0
votes

I have a data.frame in in that consist of two columns, a Sample_ID variable and a value variable. Each sample (of which there are 1971) has 132 individual points. The entire object is only ~3000000 bytes, or about 0.003 gigabytes (according to object.size()). For some reason, when I try to dcast the object into wide format, it throws an error saying it can't allocate vectors of size 3.3 GB, which is more 3 orders of magnitude larger than the original object.

The output I'm hoping for is 1 column for each sample, with 132 rows of data for each column.

The dcast code I am using is the following:

df_dcast = dcast(df, value.var = "Vals", Vals~Sample_ID)

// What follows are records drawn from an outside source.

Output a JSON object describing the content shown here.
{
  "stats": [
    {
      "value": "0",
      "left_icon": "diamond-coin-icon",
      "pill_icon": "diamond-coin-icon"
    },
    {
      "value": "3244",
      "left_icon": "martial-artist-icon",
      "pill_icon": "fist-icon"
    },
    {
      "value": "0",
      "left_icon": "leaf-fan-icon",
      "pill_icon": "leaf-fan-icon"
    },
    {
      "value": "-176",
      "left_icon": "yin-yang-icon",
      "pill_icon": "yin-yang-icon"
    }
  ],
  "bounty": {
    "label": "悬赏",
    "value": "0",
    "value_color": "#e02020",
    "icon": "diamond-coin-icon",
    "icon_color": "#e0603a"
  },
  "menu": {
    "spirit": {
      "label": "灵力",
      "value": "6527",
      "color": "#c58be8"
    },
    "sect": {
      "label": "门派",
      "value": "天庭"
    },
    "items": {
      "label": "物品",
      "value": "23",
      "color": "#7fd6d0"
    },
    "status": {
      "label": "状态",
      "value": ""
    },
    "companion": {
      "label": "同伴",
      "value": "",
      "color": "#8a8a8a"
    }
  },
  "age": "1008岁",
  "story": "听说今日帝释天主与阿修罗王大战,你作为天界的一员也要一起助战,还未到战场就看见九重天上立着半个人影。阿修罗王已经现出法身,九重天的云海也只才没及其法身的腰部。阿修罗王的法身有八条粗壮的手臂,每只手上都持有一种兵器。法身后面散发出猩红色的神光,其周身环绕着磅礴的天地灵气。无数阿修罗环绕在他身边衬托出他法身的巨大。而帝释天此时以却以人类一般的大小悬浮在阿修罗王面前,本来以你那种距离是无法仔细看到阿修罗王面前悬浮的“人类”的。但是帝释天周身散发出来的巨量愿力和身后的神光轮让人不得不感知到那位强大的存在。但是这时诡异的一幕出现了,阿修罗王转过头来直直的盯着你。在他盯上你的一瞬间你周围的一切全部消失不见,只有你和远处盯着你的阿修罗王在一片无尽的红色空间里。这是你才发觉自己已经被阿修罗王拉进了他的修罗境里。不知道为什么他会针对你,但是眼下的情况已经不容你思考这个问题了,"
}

I would provide the dataset for reproducibility but because this problem has to do with object size, I don't think a subset of it would help and I'm not sure how to easily post the full dataset. If you know how to post the full dataset or think that a subset would be helpful, let me know.

Thanks

1
Might be worth looking at sparse matrices.Richard Telford
@RichardTelford It seems from my first look that spare matrices are less efficient if your data has few zeroes, and my data has no zeroes at all, so I think those would be less efficient? But I feel like there is something else going on here because I can't think of a reason why a wide object with the exact same data should be so much larger than a long object. My assumption is that the dcast code I am using is doing something other than what I want it to do and I just can't tell because it's throwing and error before it completes. I'm going to try it on a subset now and see what it does.C. Denney

1 Answers

0
votes

Ok I figured out what was going wrong. It was attempting to use each unique value in the Vals column as an individual row producing far far more rows than the 132 that I wanted, so I needed to add a new column that was basically a value index going from 1:132 so the dataframe has 3 columns: ID, Vals, ValsNumber

The dcast code then looks like the following:

df_wide = dcast(df, value.var = "Vals", ValsNumber ~ Sample_ID)